Bessemer typically adds only five to 10 managers a year, after looking into about 1,000 possibilities. The firm will end a relationship when a manager significantly underperforms or when there's a change in key management that could hurt long-term success. Typically, Bessemer ends relationships with about five managers a year, Mr. Stern said.
Perhaps because of Bessemer's measured approach, its benchmark mix of growth assets and cash, and high-quality bonds returned just over 20% last year, only slightly better than a comparative 70/30 mix of S&P 500 issues and Barclay's Bond Index offerings.
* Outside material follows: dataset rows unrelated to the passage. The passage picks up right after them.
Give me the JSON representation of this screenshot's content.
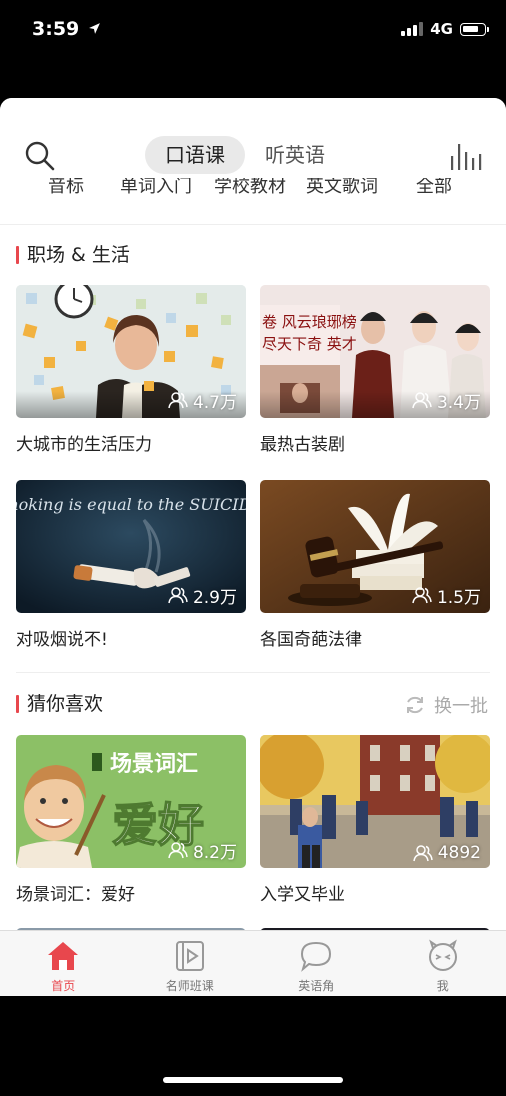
{
  "status": {
    "time": "3:59",
    "network": "4G"
  },
  "header": {
    "tabs": [
      {
        "label": "口语课"
      },
      {
        "label": "听英语"
      }
    ]
  },
  "categories": [
    "音标",
    "单词入门",
    "学校教材",
    "英文歌词",
    "全部"
  ],
  "sections": [
    {
      "title": "职场 & 生活",
      "cards": [
        {
          "title": "大城市的生活压力",
          "count": "4.7万"
        },
        {
          "title": "最热古装剧",
          "count": "3.4万"
        },
        {
          "title": "对吸烟说不!",
          "count": "2.9万",
          "image_text": "Smoking is equal to the SUICIDE!"
        },
        {
          "title": "各国奇葩法律",
          "count": "1.5万"
        }
      ]
    },
    {
      "title": "猜你喜欢",
      "refresh_label": "换一批",
      "cards": [
        {
          "title": "场景词汇：爱好",
          "count": "8.2万",
          "image_text_top": "场景词汇",
          "image_text_big": "爱好"
        },
        {
          "title": "入学又毕业",
          "count": "4892"
        }
      ]
    }
  ],
  "drama_overlay": {
    "line1": "卷 风云琅琊榜",
    "line2": "尽天下奇 英才"
  },
  "tabbar": [
    {
      "label": "首页",
      "icon": "home-icon"
    },
    {
      "label": "名师班课",
      "icon": "video-icon"
    },
    {
      "label": "英语角",
      "icon": "chat-icon"
    },
    {
      "label": "我",
      "icon": "face-icon"
    }
  ],
  "colors": {
    "accent": "#e8474d",
    "active_tab_bg": "#e9e9e9"
  }
}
Over the past five years, Bessemer's benchmark has returned 4.5%, compared with 2% for the publicly available comparison. But that's acceptable for Bessemer's generally cautious clients, Mr. Stern said. “In general, it's working well,” he said. “It's essential that we participate in stronger markets and limit our losses in downturns.”
STEERS CLEAR OF GOLD
This year, even while offering clients more exposure to growth assets, Mr. Stern said he and his colleagues are being careful to stay away from some assets, such as gold and commodities, which have been on a tear but are unlikely to outperform for much longer.
Mr. Stern believes that the recession ended in the second quarter of 2009, and he said too many investors are equating higher liquidity with higher inflation by buying into commodities and avoiding dollar-related investments. He believes the far more likely scenario for the global economy is deflation, and, in light of that risk, will look for like-minded managers and keep an eye on asset allocation.
“You constantly need to refresh and rejuvenate your platform,” he said. “You can't sit back and admire it. That won't end well.”